The Photogrammetry and Image Analysis department focuses on developing operational image processors, deriving geometric (photogrammetry) and semantic (image analysis) information from digital remote sensing images acquired from satellites, aircrafts and UAVs. The growing number of missions (including the Copernicus program and new satellite constellations), along with the rapid developments in machine learning and the increased computational power in processing chains, are the driving forces behind remote sensing technology development, which led the department to outstanding operational and scientific achievements. An important goal is to provide standardized and high quality data to the growing user community. The pre-processing of raw satellite data is therefore a necessary prerequisite, and is generally included in the ground segment of any mission. In the specific, the department is currently developing the ground processing software for the hyperspectral DESIS and EnMAP missions, which includes calibration, systematic and radiometric processing, orthorectification, and atmospheric correction. We also develop software for several other high resolution optical missions which are integrated into ground segments, and license software to commercial partners.
In the department, the methodological and application-oriented scientific developments for automatic geoinformation extraction from optical or multimodal data include the following research fields:
The photogrammetric work concentrates on direct georeferencing using position and attitude data (physical approach, also calculated in real time on GPUs), including automatic control point search in image databases and the derivation of digital surface (DSM) and terrain models (DTM) from optical stereo data using computer vision methods. By analyzing the DSM and the extracted image features, objects such as buildings can be detected.
The development of new methods for hyperspectral data analysis plays an important role at IMF, especially with regard to the two missions DESIS and EnMAP. In this context, the department makes important contributions to the evaluation and interpretation of the data. The expertise ranges from in situ land/water spectrometry and atmospheric correction to the development of dedicated algorithms such as spectral unmixing, denoising, fusion with multi-spectral data and semantic analysis.
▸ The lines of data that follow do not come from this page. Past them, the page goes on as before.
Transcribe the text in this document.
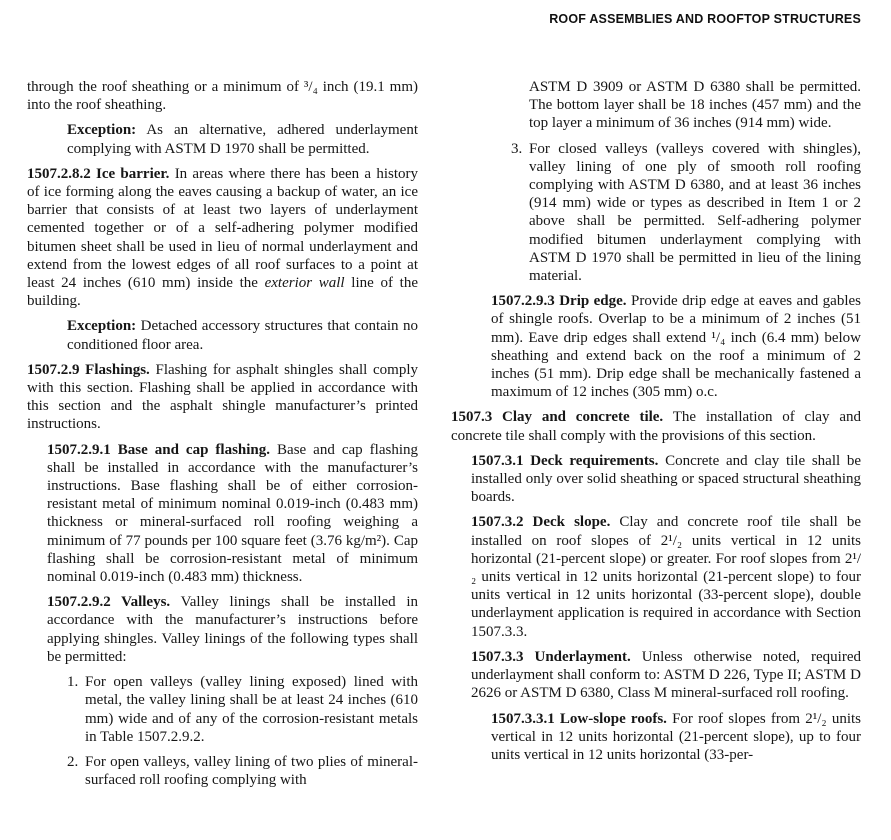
ROOF ASSEMBLIES AND ROOFTOP STRUCTURES

through the roof sheathing or a minimum of ³/₄ inch (19.1 mm) into the roof sheathing.

Exception: As an alternative, adhered underlayment complying with ASTM D 1970 shall be permitted.

1507.2.8.2 Ice barrier. In areas where there has been a history of ice forming along the eaves causing a backup of water, an ice barrier that consists of at least two layers of underlayment cemented together or of a self-adhering polymer modified bitumen sheet shall be used in lieu of normal underlayment and extend from the lowest edges of all roof surfaces to a point at least 24 inches (610 mm) inside the exterior wall line of the building.

Exception: Detached accessory structures that contain no conditioned floor area.

1507.2.9 Flashings. Flashing for asphalt shingles shall comply with this section. Flashing shall be applied in accordance with this section and the asphalt shingle manufacturer’s printed instructions.

1507.2.9.1 Base and cap flashing. Base and cap flashing shall be installed in accordance with the manufacturer’s instructions. Base flashing shall be of either corrosion-resistant metal of minimum nominal 0.019-inch (0.483 mm) thickness or mineral-surfaced roll roofing weighing a minimum of 77 pounds per 100 square feet (3.76 kg/m²). Cap flashing shall be corrosion-resistant metal of minimum nominal 0.019-inch (0.483 mm) thickness.

1507.2.9.2 Valleys. Valley linings shall be installed in accordance with the manufacturer’s instructions before applying shingles. Valley linings of the following types shall be permitted:

1. For open valleys (valley lining exposed) lined with metal, the valley lining shall be at least 24 inches (610 mm) wide and of any of the corrosion-resistant metals in Table 1507.2.9.2.
2. For open valleys, valley lining of two plies of mineral-surfaced roll roofing complying with

ASTM D 3909 or ASTM D 6380 shall be permitted. The bottom layer shall be 18 inches (457 mm) and the top layer a minimum of 36 inches (914 mm) wide.

3. For closed valleys (valleys covered with shingles), valley lining of one ply of smooth roll roofing complying with ASTM D 6380, and at least 36 inches (914 mm) wide or types as described in Item 1 or 2 above shall be permitted. Self-adhering polymer modified bitumen underlayment complying with ASTM D 1970 shall be permitted in lieu of the lining material.

1507.2.9.3 Drip edge. Provide drip edge at eaves and gables of shingle roofs. Overlap to be a minimum of 2 inches (51 mm). Eave drip edges shall extend ¹/₄ inch (6.4 mm) below sheathing and extend back on the roof a minimum of 2 inches (51 mm). Drip edge shall be mechanically fastened a maximum of 12 inches (305 mm) o.c.

1507.3 Clay and concrete tile. The installation of clay and concrete tile shall comply with the provisions of this section.

1507.3.1 Deck requirements. Concrete and clay tile shall be installed only over solid sheathing or spaced structural sheathing boards.

1507.3.2 Deck slope. Clay and concrete roof tile shall be installed on roof slopes of 2¹/₂ units vertical in 12 units horizontal (21-percent slope) or greater. For roof slopes from 2¹/₂ units vertical in 12 units horizontal (21-percent slope) to four units vertical in 12 units horizontal (33-percent slope), double underlayment application is required in accordance with Section 1507.3.3.

1507.3.3 Underlayment. Unless otherwise noted, required underlayment shall conform to: ASTM D 226, Type II; ASTM D 2626 or ASTM D 6380, Class M mineral-surfaced roll roofing.

1507.3.3.1 Low-slope roofs. For roof slopes from 2¹/₂ units vertical in 12 units horizontal (21-percent slope), up to four units vertical in 12 units horizontal (33-per-
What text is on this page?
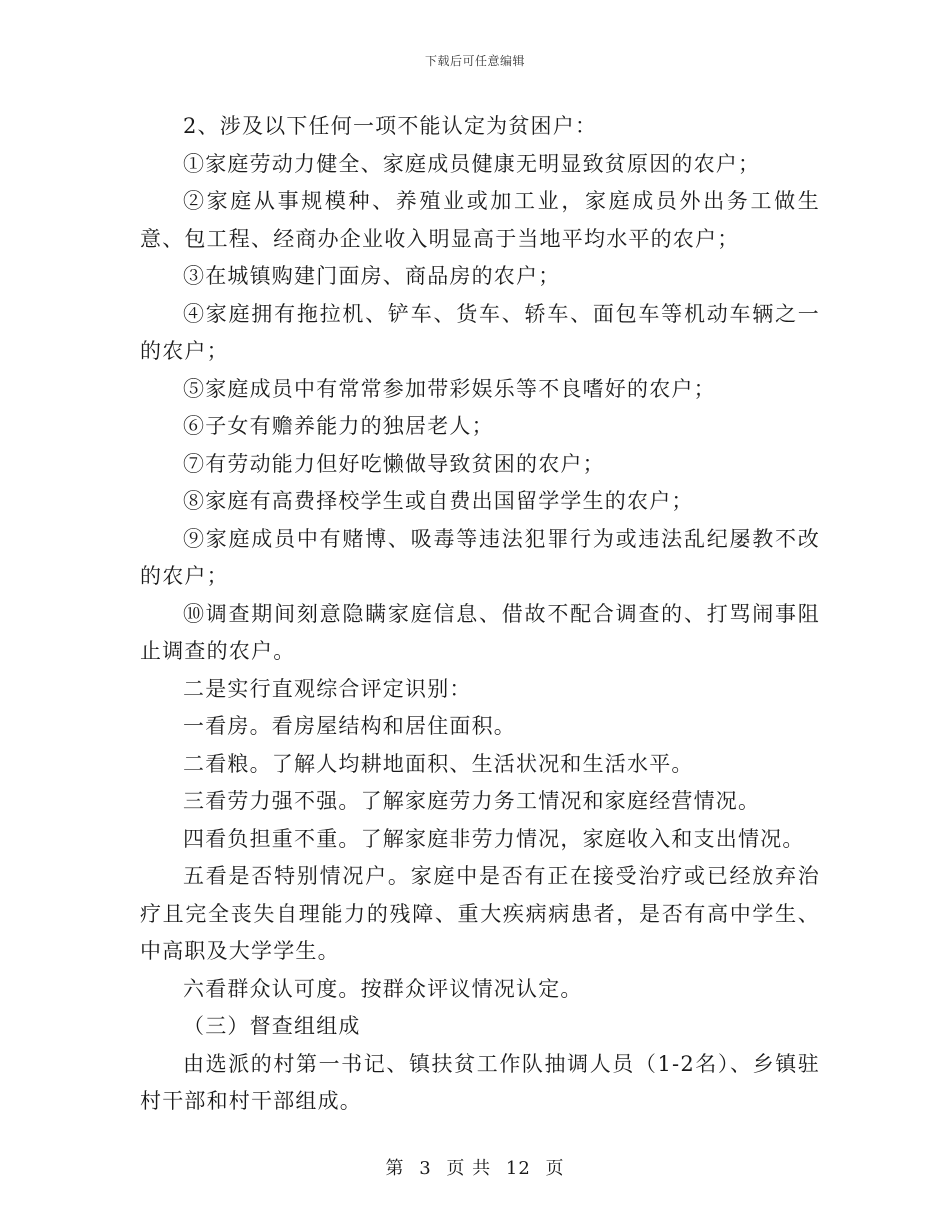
下载后可任意编辑

2、涉及以下任何一项不能认定为贫困户：

①家庭劳动力健全、家庭成员健康无明显致贫原因的农户；

②家庭从事规模种、养殖业或加工业，家庭成员外出务工做生意、包工程、经商办企业收入明显高于当地平均水平的农户；

③在城镇购建门面房、商品房的农户；

④家庭拥有拖拉机、铲车、货车、轿车、面包车等机动车辆之一的农户；

⑤家庭成员中有常常参加带彩娱乐等不良嗜好的农户；

⑥子女有赡养能力的独居老人；

⑦有劳动能力但好吃懒做导致贫困的农户；

⑧家庭有高费择校学生或自费出国留学学生的农户；

⑨家庭成员中有赌博、吸毒等违法犯罪行为或违法乱纪屡教不改的农户；

⑩调查期间刻意隐瞒家庭信息、借故不配合调查的、打骂闹事阻止调查的农户。

二是实行直观综合评定识别：

一看房。看房屋结构和居住面积。

二看粮。了解人均耕地面积、生活状况和生活水平。

三看劳力强不强。了解家庭劳力务工情况和家庭经营情况。

四看负担重不重。了解家庭非劳力情况，家庭收入和支出情况。

五看是否特别情况户。家庭中是否有正在接受治疗或已经放弃治疗且完全丧失自理能力的残障、重大疾病病患者，是否有高中学生、中高职及大学学生。

六看群众认可度。按群众评议情况认定。

（三）督查组组成

由选派的村第一书记、镇扶贫工作队抽调人员（1-2名）、乡镇驻村干部和村干部组成。

第 3 页 共 12 页
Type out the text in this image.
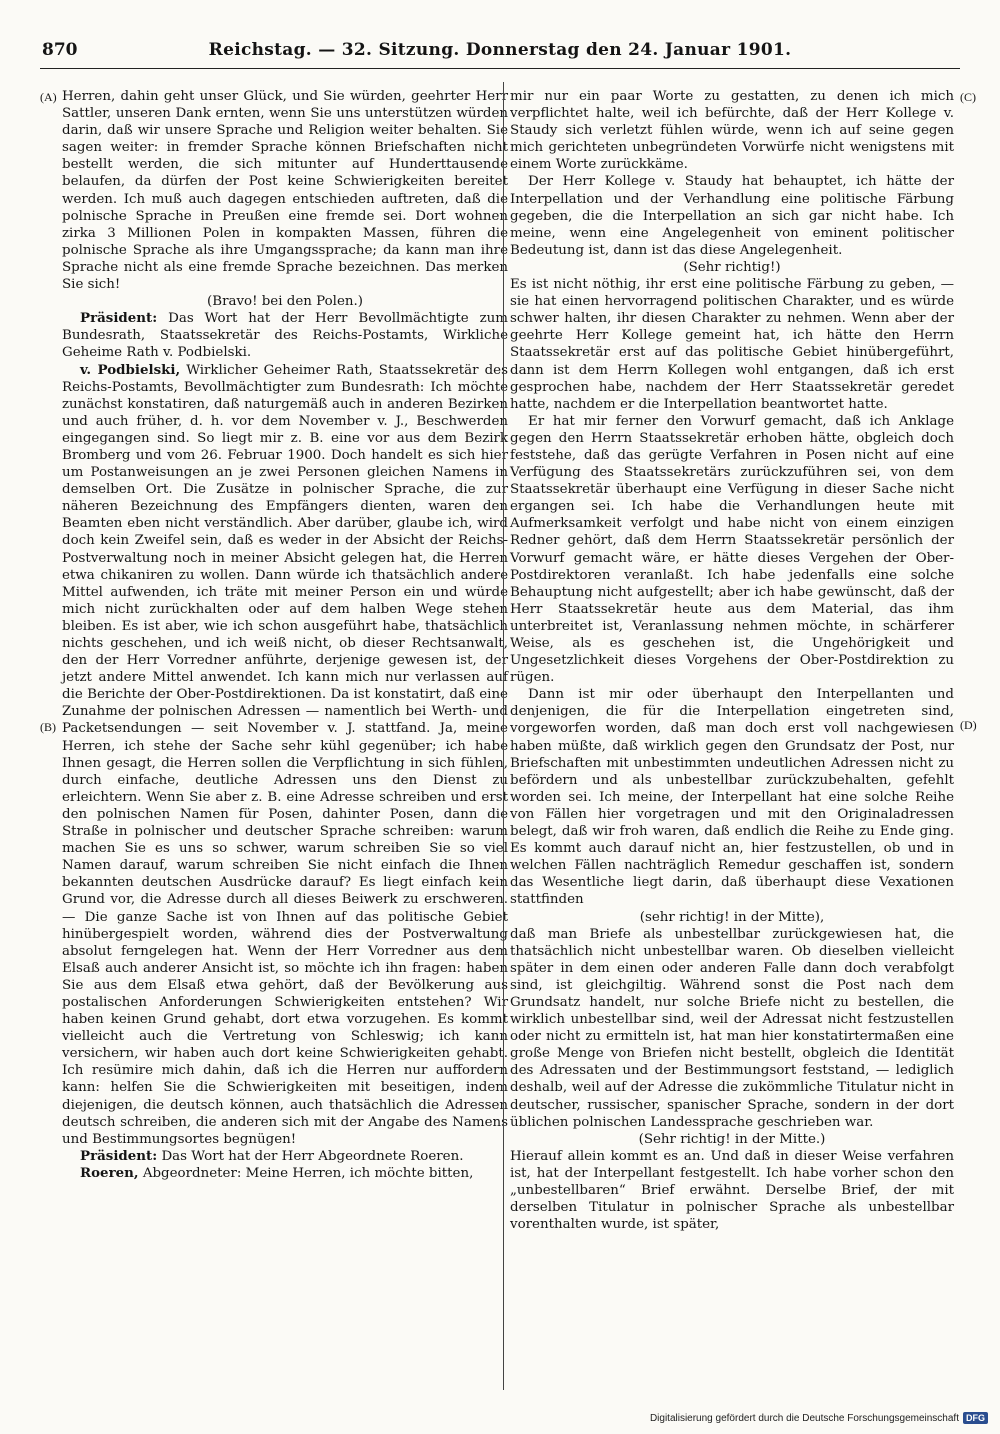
870	Reichstag. — 32. Sitzung. Donnerstag den 24. Januar 1901.
(A)
(B)
(C)
(D)

Herren, dahin geht unser Glück, und Sie würden, geehrter Herr Sattler, unseren Dank ernten, wenn Sie uns unterstützen würden darin, daß wir unsere Sprache und Religion weiter behalten. Sie sagen weiter: in fremder Sprache können Briefschaften nicht bestellt werden, die sich mitunter auf Hunderttausende belaufen, da dürfen der Post keine Schwierigkeiten bereitet werden. Ich muß auch dagegen entschieden auftreten, daß die polnische Sprache in Preußen eine fremde sei. Dort wohnen zirka 3 Millionen Polen in kompakten Massen, führen die polnische Sprache als ihre Umgangssprache; da kann man ihre Sprache nicht als eine fremde Sprache bezeichnen. Das merken Sie sich!

(Bravo! bei den Polen.)

Präsident: Das Wort hat der Herr Bevollmächtigte zum Bundesrath, Staatssekretär des Reichs-Postamts, Wirkliche Geheime Rath v. Podbielski.

v. Podbielski, Wirklicher Geheimer Rath, Staatssekretär des Reichs-Postamts, Bevollmächtigter zum Bundesrath: Ich möchte zunächst konstatiren, daß naturgemäß auch in anderen Bezirken und auch früher, d. h. vor dem November v. J., Beschwerden eingegangen sind. So liegt mir z. B. eine vor aus dem Bezirk Bromberg und vom 26. Februar 1900. Doch handelt es sich hier um Postanweisungen an je zwei Personen gleichen Namens in demselben Ort. Die Zusätze in polnischer Sprache, die zur näheren Bezeichnung des Empfängers dienten, waren den Beamten eben nicht verständlich. Aber darüber, glaube ich, wird doch kein Zweifel sein, daß es weder in der Absicht der Reichs-Postverwaltung noch in meiner Absicht gelegen hat, die Herren etwa chikaniren zu wollen. Dann würde ich thatsächlich andere Mittel aufwenden, ich träte mit meiner Person ein und würde mich nicht zurückhalten oder auf dem halben Wege stehen bleiben. Es ist aber, wie ich schon ausgeführt habe, thatsächlich nichts geschehen, und ich weiß nicht, ob dieser Rechtsanwalt, den der Herr Vorredner anführte, derjenige gewesen ist, der jetzt andere Mittel anwendet. Ich kann mich nur verlassen auf die Berichte der Ober-Postdirektionen. Da ist konstatirt, daß eine Zunahme der polnischen Adressen — namentlich bei Werth- und Packetsendungen — seit November v. J. stattfand. Ja, meine Herren, ich stehe der Sache sehr kühl gegenüber; ich habe Ihnen gesagt, die Herren sollen die Verpflichtung in sich fühlen, durch einfache, deutliche Adressen uns den Dienst zu erleichtern. Wenn Sie aber z. B. eine Adresse schreiben und erst den polnischen Namen für Posen, dahinter Posen, dann die Straße in polnischer und deutscher Sprache schreiben: warum machen Sie es uns so schwer, warum schreiben Sie so viel Namen darauf, warum schreiben Sie nicht einfach die Ihnen bekannten deutschen Ausdrücke darauf? Es liegt einfach kein Grund vor, die Adresse durch all dieses Beiwerk zu erschweren. — Die ganze Sache ist von Ihnen auf das politische Gebiet hinübergespielt worden, während dies der Postverwaltung absolut ferngelegen hat. Wenn der Herr Vorredner aus dem Elsaß auch anderer Ansicht ist, so möchte ich ihn fragen: haben Sie aus dem Elsaß etwa gehört, daß der Bevölkerung aus postalischen Anforderungen Schwierigkeiten entstehen? Wir haben keinen Grund gehabt, dort etwa vorzugehen. Es kommt vielleicht auch die Vertretung von Schleswig; ich kann versichern, wir haben auch dort keine Schwierigkeiten gehabt. Ich resümire mich dahin, daß ich die Herren nur auffordern kann: helfen Sie die Schwierigkeiten mit beseitigen, indem diejenigen, die deutsch können, auch thatsächlich die Adressen deutsch schreiben, die anderen sich mit der Angabe des Namens und Bestimmungsortes begnügen!

Präsident: Das Wort hat der Herr Abgeordnete Roeren.

Roeren, Abgeordneter: Meine Herren, ich möchte bitten,

mir nur ein paar Worte zu gestatten, zu denen ich mich verpflichtet halte, weil ich befürchte, daß der Herr Kollege v. Staudy sich verletzt fühlen würde, wenn ich auf seine gegen mich gerichteten unbegründeten Vorwürfe nicht wenigstens mit einem Worte zurückkäme.

Der Herr Kollege v. Staudy hat behauptet, ich hätte der Interpellation und der Verhandlung eine politische Färbung gegeben, die die Interpellation an sich gar nicht habe. Ich meine, wenn eine Angelegenheit von eminent politischer Bedeutung ist, dann ist das diese Angelegenheit.

(Sehr richtig!)

Es ist nicht nöthig, ihr erst eine politische Färbung zu geben, — sie hat einen hervorragend politischen Charakter, und es würde schwer halten, ihr diesen Charakter zu nehmen. Wenn aber der geehrte Herr Kollege gemeint hat, ich hätte den Herrn Staatssekretär erst auf das politische Gebiet hinübergeführt, dann ist dem Herrn Kollegen wohl entgangen, daß ich erst gesprochen habe, nachdem der Herr Staatssekretär geredet hatte, nachdem er die Interpellation beantwortet hatte.

Er hat mir ferner den Vorwurf gemacht, daß ich Anklage gegen den Herrn Staatssekretär erhoben hätte, obgleich doch feststehe, daß das gerügte Verfahren in Posen nicht auf eine Verfügung des Staatssekretärs zurückzuführen sei, von dem Staatssekretär überhaupt eine Verfügung in dieser Sache nicht ergangen sei. Ich habe die Verhandlungen heute mit Aufmerksamkeit verfolgt und habe nicht von einem einzigen Redner gehört, daß dem Herrn Staatssekretär persönlich der Vorwurf gemacht wäre, er hätte dieses Vergehen der Ober-Postdirektoren veranlaßt. Ich habe jedenfalls eine solche Behauptung nicht aufgestellt; aber ich habe gewünscht, daß der Herr Staatssekretär heute aus dem Material, das ihm unterbreitet ist, Veranlassung nehmen möchte, in schärferer Weise, als es geschehen ist, die Ungehörigkeit und Ungesetzlichkeit dieses Vorgehens der Ober-Postdirektion zu rügen.

Dann ist mir oder überhaupt den Interpellanten und denjenigen, die für die Interpellation eingetreten sind, vorgeworfen worden, daß man doch erst voll nachgewiesen haben müßte, daß wirklich gegen den Grundsatz der Post, nur Briefschaften mit unbestimmten undeutlichen Adressen nicht zu befördern und als unbestellbar zurückzubehalten, gefehlt worden sei. Ich meine, der Interpellant hat eine solche Reihe von Fällen hier vorgetragen und mit den Originaladressen belegt, daß wir froh waren, daß endlich die Reihe zu Ende ging. Es kommt auch darauf nicht an, hier festzustellen, ob und in welchen Fällen nachträglich Remedur geschaffen ist, sondern das Wesentliche liegt darin, daß überhaupt diese Vexationen stattfinden

(sehr richtig! in der Mitte),

daß man Briefe als unbestellbar zurückgewiesen hat, die thatsächlich nicht unbestellbar waren. Ob dieselben vielleicht später in dem einen oder anderen Falle dann doch verabfolgt sind, ist gleichgiltig. Während sonst die Post nach dem Grundsatz handelt, nur solche Briefe nicht zu bestellen, die wirklich unbestellbar sind, weil der Adressat nicht festzustellen oder nicht zu ermitteln ist, hat man hier konstatirtermaßen eine große Menge von Briefen nicht bestellt, obgleich die Identität des Adressaten und der Bestimmungsort feststand, — lediglich deshalb, weil auf der Adresse die zukömmliche Titulatur nicht in deutscher, russischer, spanischer Sprache, sondern in der dort üblichen polnischen Landessprache geschrieben war.

(Sehr richtig! in der Mitte.)

Hierauf allein kommt es an. Und daß in dieser Weise verfahren ist, hat der Interpellant festgestellt. Ich habe vorher schon den „unbestellbaren“ Brief erwähnt. Derselbe Brief, der mit derselben Titulatur in polnischer Sprache als unbestellbar vorenthalten wurde, ist später,

Digitalisierung gefördert durch die Deutsche Forschungsgemeinschaft DFG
The department is internationally known for its atmospheric correction processors of optical data, and is now pursuing parallel developments. As a result of recent research projects, the software PACO (Python Atmospheric COrrection) can handle a wide range of optical satellite and aircraft data, building on the experience acquired with its predecessor ATCOR. Together with the French CNES, the best-of software MAJA (MACCS ATCOR Joint Atmospheric Correction) was developed within an ESA project especially for Sentinel-2 data.
By developing a hardware and software system for real-time processing of airborne serial image data directly onboard the aircraft, the department has established another unique development throughout Europe. The system has undergone significant further improvements in recent years and enables orthorectification, DSM creation and mosaicking of image data and, above all, the derivation of traffic-relevant parameters such as vehicle detection and speed detection. The system can also derive pedestrian movement patterns and people density in large crowds. Delivering support for autonomous driving using remote sensing data is a completely new field of research at the institute, which is to be strongly expanded.